4. “Wanted” Ad – Write an article that alerts the public about the danger of one of the characters in the book.
Include a drawing of the character, a physical description, the character’s misdeeds, any other information you find
critical to the locating of this character, and details on the reward being offered for his/her capture.
Features (Each feature should be a minimum of 1 solid paragraph long. You may write more than that! Bear in mind as
you are designing each feature that newspapers publish their stories in columns).
5. Advice Column – Pretend you are one of the main characters. Write a short letter (a few sentences long) to a
newspaper advice columnist seeking help with a/the major problem you are facing in the story. Create an
assumed name yourself to use in your letter. Then, switch roles; pretend you are the advice columnist and write a
response from the columnist to the character to suggest how the problem should be solved.

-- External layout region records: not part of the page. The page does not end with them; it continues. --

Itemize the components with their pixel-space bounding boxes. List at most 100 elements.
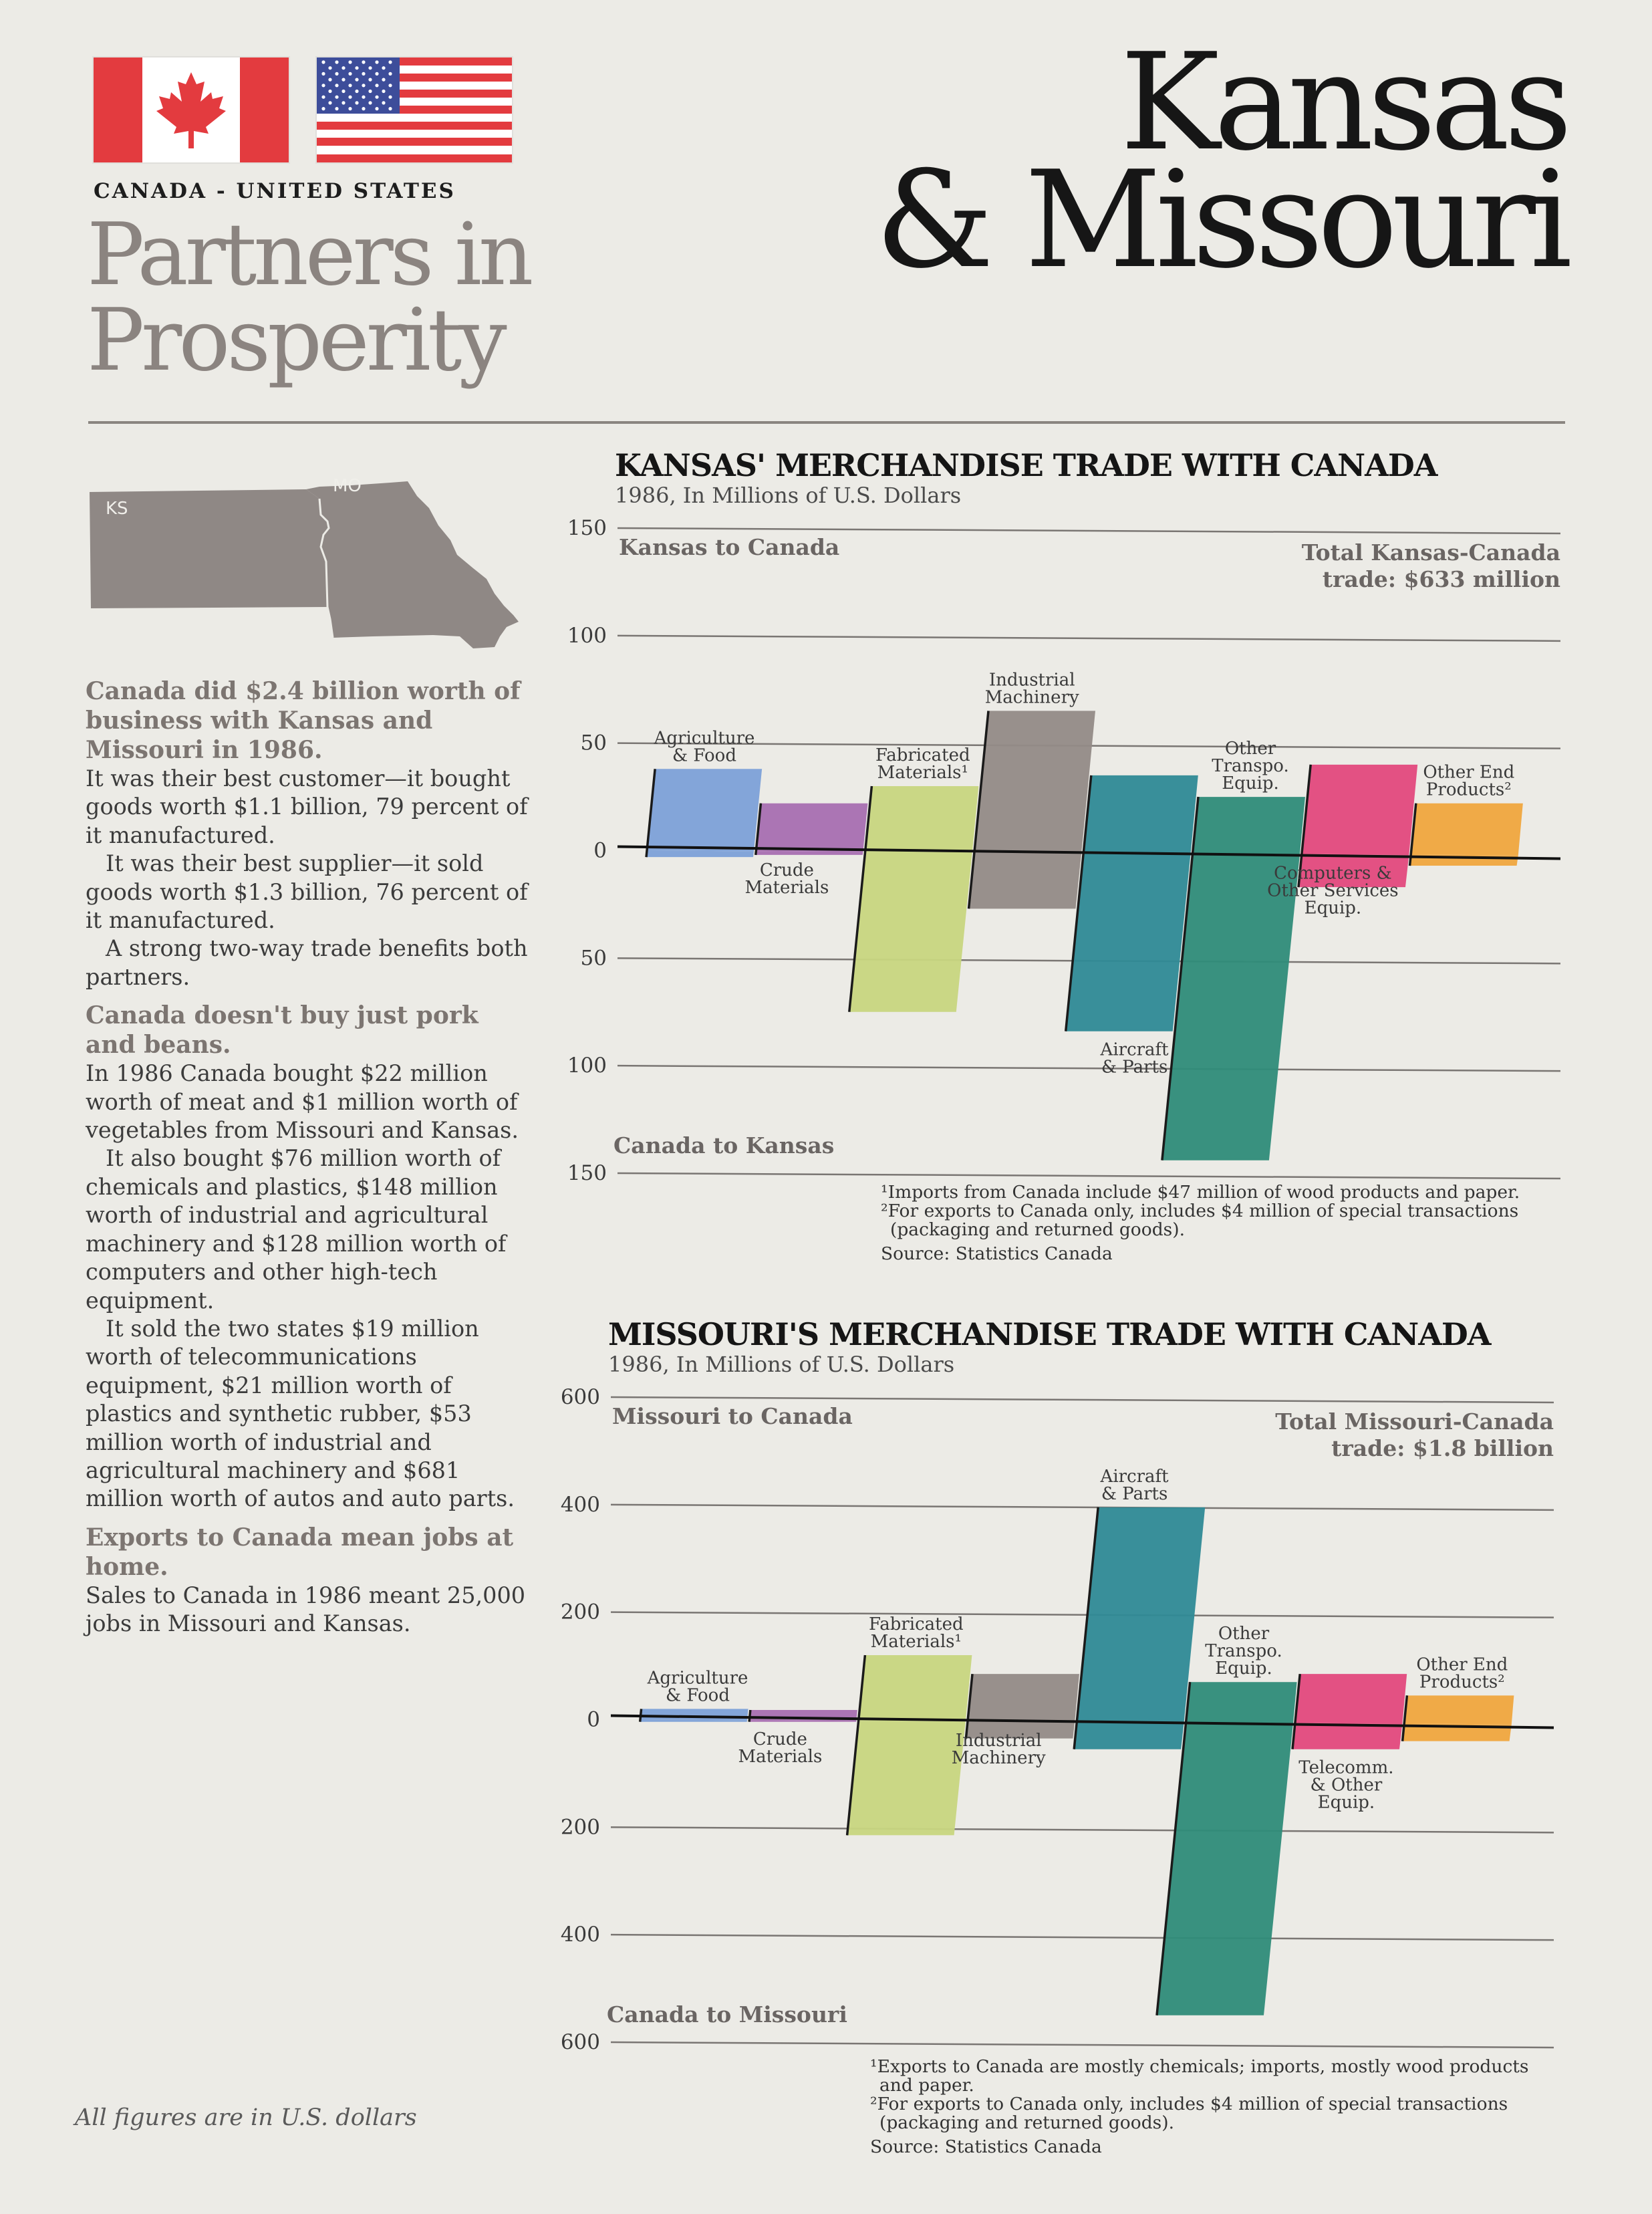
category-label: Transpo.	[1212, 756, 1288, 776]
export-bar	[647, 769, 763, 852]
import-bar	[640, 1719, 747, 1722]
bar-edge	[1161, 796, 1200, 1160]
export-bar	[1302, 764, 1418, 855]
map-label-ks: KS	[106, 499, 128, 519]
category-label: Equip.	[1215, 1658, 1272, 1679]
gridline	[617, 527, 1561, 535]
export-bar	[1411, 803, 1523, 856]
category-label: Machinery	[985, 687, 1079, 707]
bar-edge	[1401, 1695, 1409, 1741]
state-map: KS MO	[86, 461, 527, 655]
import-bar	[847, 1721, 966, 1836]
export-bar	[1083, 775, 1198, 854]
page-title: Kansas & Missouri	[875, 25, 1572, 298]
sidebar-paragraph: It was their best customer—it bought goo…	[86, 765, 528, 848]
category-label: Crude	[753, 1729, 807, 1749]
gridline	[610, 1826, 1554, 1834]
category-label: Fabricated	[869, 1614, 964, 1634]
export-bar	[1404, 1695, 1514, 1725]
category-label: Telecomm.	[1298, 1758, 1393, 1778]
category-label: Transpo.	[1205, 1641, 1282, 1661]
y-tick-label: 0	[587, 1708, 600, 1732]
sidebar-text: Canada did $2.4 billion worth of busines…	[86, 676, 533, 1638]
gridline	[617, 1172, 1561, 1180]
category-label: Agriculture	[654, 728, 755, 748]
chart-footnote: (packaging and returned goods).	[890, 1219, 1185, 1240]
category-label: Equip.	[1304, 898, 1362, 918]
export-bar	[865, 786, 979, 853]
export-bar	[1295, 1674, 1407, 1724]
category-label: Crude	[760, 860, 814, 880]
sidebar-heading: Canada doesn't buy just pork and beans.	[86, 1001, 478, 1060]
category-label: & Food	[672, 745, 736, 765]
y-tick-label: 600	[561, 2030, 600, 2054]
y-tick-label: 150	[567, 516, 607, 540]
y-tick-label: 100	[567, 624, 607, 648]
y-tick-label: 200	[561, 1600, 600, 1624]
category-label: Computers &	[1274, 864, 1392, 884]
category-label: Fabricated	[875, 745, 970, 765]
bar-edge	[1155, 1682, 1192, 2015]
export-bar	[640, 1709, 748, 1721]
chart-title: KANSAS' MERCHANDISE TRADE WITH CANADA	[615, 447, 1439, 483]
sidebar-paragraph: It sold the two states $19 million worth…	[86, 1315, 515, 1512]
y-tick-label: 150	[567, 1161, 607, 1185]
chart-footnote: (packaging and returned goods).	[879, 2112, 1174, 2133]
kansas-trade-chart: KANSAS' MERCHANDISE TRADE WITH CANADA198…	[567, 447, 1561, 1264]
category-label: Materials¹	[877, 763, 968, 783]
category-label: Other	[1225, 739, 1276, 759]
category-label: & Other	[1311, 1775, 1383, 1796]
category-label: Industrial	[989, 670, 1075, 690]
y-tick-label: 100	[567, 1054, 607, 1078]
import-bar	[1161, 853, 1300, 1160]
category-label: Machinery	[952, 1748, 1046, 1768]
category-label: Products²	[1419, 1672, 1505, 1692]
canada-flag-icon	[94, 57, 289, 162]
tagline: CANADA - UNITED STATES	[94, 179, 456, 203]
category-label: Other	[1218, 1624, 1270, 1644]
import-bar	[749, 1720, 857, 1722]
gridline	[610, 1933, 1554, 1941]
import-bar	[968, 852, 1082, 909]
category-label: Materials	[744, 878, 829, 898]
chart-source: Source: Statistics Canada	[870, 2136, 1102, 2157]
y-tick-label: 50	[581, 731, 607, 755]
lower-direction-label: Canada to Missouri	[607, 2001, 847, 2027]
category-label: Materials¹	[871, 1632, 962, 1652]
us-flag-icon	[317, 57, 512, 162]
bar-edge	[848, 785, 873, 1012]
chart-footnote: ²For exports to Canada only, includes $4…	[870, 2094, 1508, 2114]
brand-title: Partners in Prosperity	[87, 205, 533, 390]
export-bar	[1186, 1682, 1297, 1723]
page-title-line-1: Kansas	[1120, 25, 1572, 180]
bar-edge	[1297, 764, 1312, 888]
gridline	[610, 1503, 1554, 1511]
zero-axis	[617, 845, 1561, 860]
bar-edge	[967, 711, 990, 909]
chart-footnote: ¹Imports from Canada include $47 million…	[881, 1182, 1520, 1203]
category-label: Equip.	[1222, 773, 1279, 793]
export-bar	[968, 1674, 1079, 1722]
sidebar-paragraph: Sales to Canada in 1986 meant 25,000 job…	[86, 1582, 526, 1637]
header-divider	[88, 421, 1565, 424]
export-bar	[1193, 797, 1305, 854]
sidebar-paragraph: In 1986 Canada bought $22 million worth …	[86, 1060, 519, 1144]
bar-edge	[1073, 1507, 1099, 1749]
total-trade-value: trade: $1.8 billion	[1331, 1435, 1554, 1461]
chart-footnote: ²For exports to Canada only, includes $4…	[881, 1201, 1518, 1221]
category-label: Other End	[1423, 763, 1514, 783]
gridline	[617, 1064, 1561, 1072]
chart-title: MISSOURI'S MERCHANDISE TRADE WITH CANADA	[608, 1316, 1492, 1352]
chart-footnote: ¹Exports to Canada are mostly chemicals;…	[870, 2056, 1529, 2077]
import-bar	[849, 852, 972, 1012]
brand-title-line-2: Prosperity	[87, 291, 507, 390]
page-title-line-2: & Missouri	[875, 142, 1572, 298]
export-bar	[756, 803, 868, 852]
category-label: Aircraft	[1100, 1040, 1169, 1060]
brand-title-line-1: Partners in	[87, 205, 533, 305]
y-tick-label: 600	[561, 1385, 600, 1409]
export-bar	[1077, 1507, 1206, 1723]
sidebar-paragraph: It also bought $76 million worth of chem…	[86, 1145, 507, 1314]
import-bar	[1065, 852, 1191, 1031]
category-label: Materials	[738, 1747, 822, 1767]
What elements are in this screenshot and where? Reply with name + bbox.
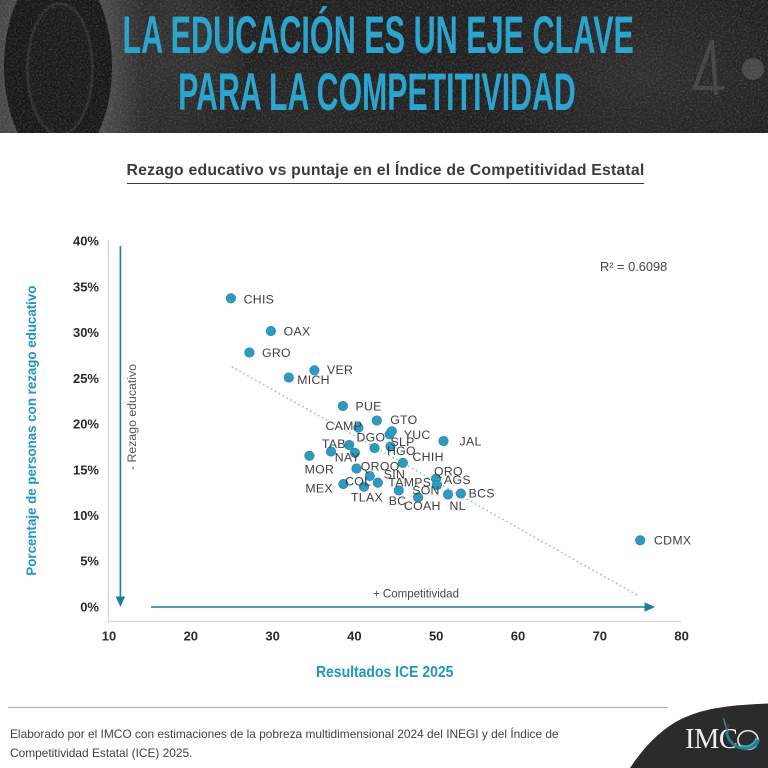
svg-text:35%: 35% (73, 279, 99, 294)
svg-text:TAB: TAB (322, 437, 346, 451)
svg-text:COAH: COAH (404, 499, 441, 513)
svg-text:CHIS: CHIS (244, 292, 275, 306)
svg-text:40: 40 (347, 629, 361, 644)
svg-text:QROO: QROO (361, 459, 400, 473)
svg-text:TAMPS: TAMPS (388, 475, 431, 489)
svg-text:R² = 0.6098: R² = 0.6098 (600, 259, 667, 274)
svg-text:VER: VER (327, 363, 353, 377)
svg-text:TLAX: TLAX (351, 490, 383, 504)
svg-text:50: 50 (429, 629, 443, 644)
svg-text:Porcentaje de personas con rez: Porcentaje de personas con rezago educat… (23, 286, 39, 576)
svg-text:25%: 25% (73, 371, 99, 386)
svg-text:YUC: YUC (404, 428, 431, 442)
svg-text:HGO: HGO (387, 444, 416, 458)
svg-text:Resultados ICE 2025: Resultados ICE 2025 (316, 664, 454, 681)
svg-text:+ Competitividad: + Competitividad (373, 589, 459, 601)
svg-text:DGO: DGO (357, 430, 386, 444)
svg-text:CAMP: CAMP (326, 419, 363, 433)
svg-text:0%: 0% (80, 599, 99, 614)
svg-text:NL: NL (450, 499, 466, 513)
svg-text:5%: 5% (80, 554, 99, 569)
svg-text:BCS: BCS (469, 486, 495, 500)
svg-text:MICH: MICH (297, 373, 330, 387)
svg-text:CDMX: CDMX (654, 534, 691, 548)
svg-text:80: 80 (674, 629, 688, 644)
svg-text:15%: 15% (73, 462, 99, 477)
svg-text:40%: 40% (73, 234, 99, 249)
svg-text:CHIH: CHIH (413, 450, 444, 464)
svg-text:60: 60 (511, 629, 525, 644)
svg-text:JAL: JAL (460, 434, 482, 448)
svg-text:- Rezago educativo: - Rezago educativo (127, 364, 139, 470)
svg-text:10%: 10% (73, 508, 99, 523)
svg-text:PUE: PUE (356, 399, 382, 413)
svg-text:20%: 20% (73, 417, 99, 432)
svg-text:MOR: MOR (305, 462, 335, 476)
svg-text:NAY: NAY (335, 451, 360, 465)
svg-text:GRO: GRO (262, 346, 291, 360)
svg-text:SIN: SIN (384, 467, 405, 481)
svg-text:AGS: AGS (444, 473, 471, 487)
svg-text:SON: SON (412, 484, 440, 498)
svg-text:GTO: GTO (390, 413, 417, 427)
svg-text:30: 30 (265, 629, 279, 644)
svg-text:BC: BC (389, 494, 407, 508)
svg-text:10: 10 (102, 629, 116, 644)
svg-text:SLP: SLP (391, 435, 415, 449)
svg-text:MEX: MEX (305, 481, 333, 495)
svg-text:20: 20 (184, 629, 198, 644)
svg-text:70: 70 (593, 629, 607, 644)
svg-text:30%: 30% (73, 325, 99, 340)
svg-text:QRO: QRO (434, 464, 463, 478)
svg-text:OAX: OAX (284, 324, 311, 338)
svg-text:COL: COL (345, 474, 371, 488)
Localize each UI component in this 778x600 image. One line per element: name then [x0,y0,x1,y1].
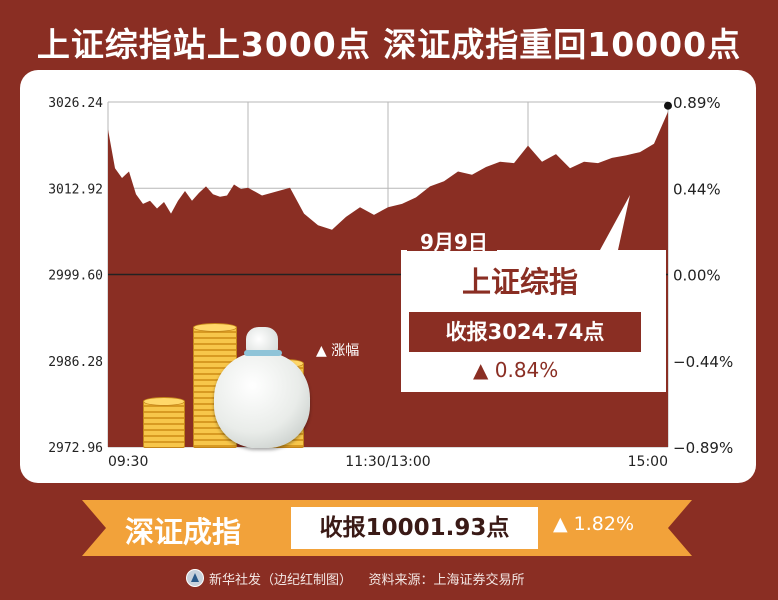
x-tick-label: 09:30 [108,454,148,470]
x-tick-label: 11:30/13:00 [345,454,430,470]
up-arrow-icon: ▲ [553,513,568,535]
y-tick-label: 2999.60 [48,269,103,284]
legend-label: 涨幅 [331,343,360,359]
callout-close-value: 收报3024.74点 [407,310,643,354]
footer-source: 资料来源：上海证券交易所 [368,573,525,588]
banner-close-value: 收报10001.93点 [291,507,538,549]
y-tick-label: 3012.92 [48,182,103,197]
money-bag-tie [244,350,282,356]
callout-change: ▲ 0.84% [473,358,558,382]
callout-change-value: 0.84% [494,358,559,382]
y-tick-label: 2986.28 [48,355,103,370]
y2-tick-label: −0.44% [673,353,733,371]
x-axis: 09:30 11:30/13:00 15:00 [108,454,668,470]
xinhua-logo-icon [186,569,204,587]
y-axis-left: 3026.24 3012.92 2999.60 2986.28 2972.96 [48,96,103,456]
banner-change-value: 1.82% [573,513,635,535]
callout-date-tab [407,221,497,251]
y2-tick-label: 0.00% [673,267,721,285]
x-tick-label: 15:00 [628,454,668,470]
coin-stack-left [143,397,185,448]
legend-arrow-icon: ▲ [316,343,332,359]
headline: 上证综指站上3000点 深证成指重回10000点 [36,25,742,64]
footer: 新华社发（边纪红制图） 资料来源：上海证券交易所 [186,569,525,588]
y-axis-right: 0.89% 0.44% 0.00% −0.44% −0.89% [673,94,733,457]
legend: ▲ 涨幅 [316,340,359,360]
callout-date: 9月9日 [420,230,488,254]
series-end-marker [664,101,672,110]
y-tick-label: 3026.24 [48,96,103,111]
banner-change: ▲ 1.82% [553,513,634,535]
footer-credit: 新华社发（边纪红制图） [209,573,353,588]
y2-tick-label: 0.89% [673,94,721,112]
y2-tick-label: −0.89% [673,439,733,457]
money-bag-icon [214,352,310,448]
callout-index-name: 上证综指 [461,265,578,299]
banner-index-name: 深证成指 [125,515,242,549]
up-arrow-icon: ▲ [473,358,489,382]
y2-tick-label: 0.44% [673,180,721,198]
y-tick-label: 2972.96 [48,441,103,456]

6. Editorial – Choose an issue related to your book and think about your opinion on that issue. Write a letter to the
editor describing how you feel about the issue. Think carefully and honestly about what you want to say. Be sure to
create a headline for the editorial.
7. Book Review – Write a review for the novel. Explain what you liked and/or disliked about the book and support
your opinion with examples from the book. To whom would you recommend this book, and why? Create a headline
for the review.
8. Comics – Design a single comic or a comic strip that illustrates something funny relating to the story. Create a title
and include captions or speech bubbles that explain what’s happening in each frame.
Fillers: ALL of the space in your newspaper should be filled. Choose at least two of these options to include in your
newspaper; you may include more if you wish. Be creative—and make sure all fillers relate back to the novel!)
Advertisement – Create a product advertisement for something that was included in the story
Crossword Puzzle – Use words and/or events that are part of the story to design a crossword puzzle.
Obituary – Write a death notice for a character who dies in the story.
Sports Blurb – Detail any sporting events (literal or figurative) included in the story.
Travel News – Incorporate a news tidbit based on a setting or location mentioned in the text.
Classified Ads – Create a “help wanted” ad or an ad for an object that a character wants or wants to sell.
Weather – Describe the weather as captured during an important scene or event in the story.
Lost and Found – Generate a listing based on something that was lost (figuratively or literally) in the story.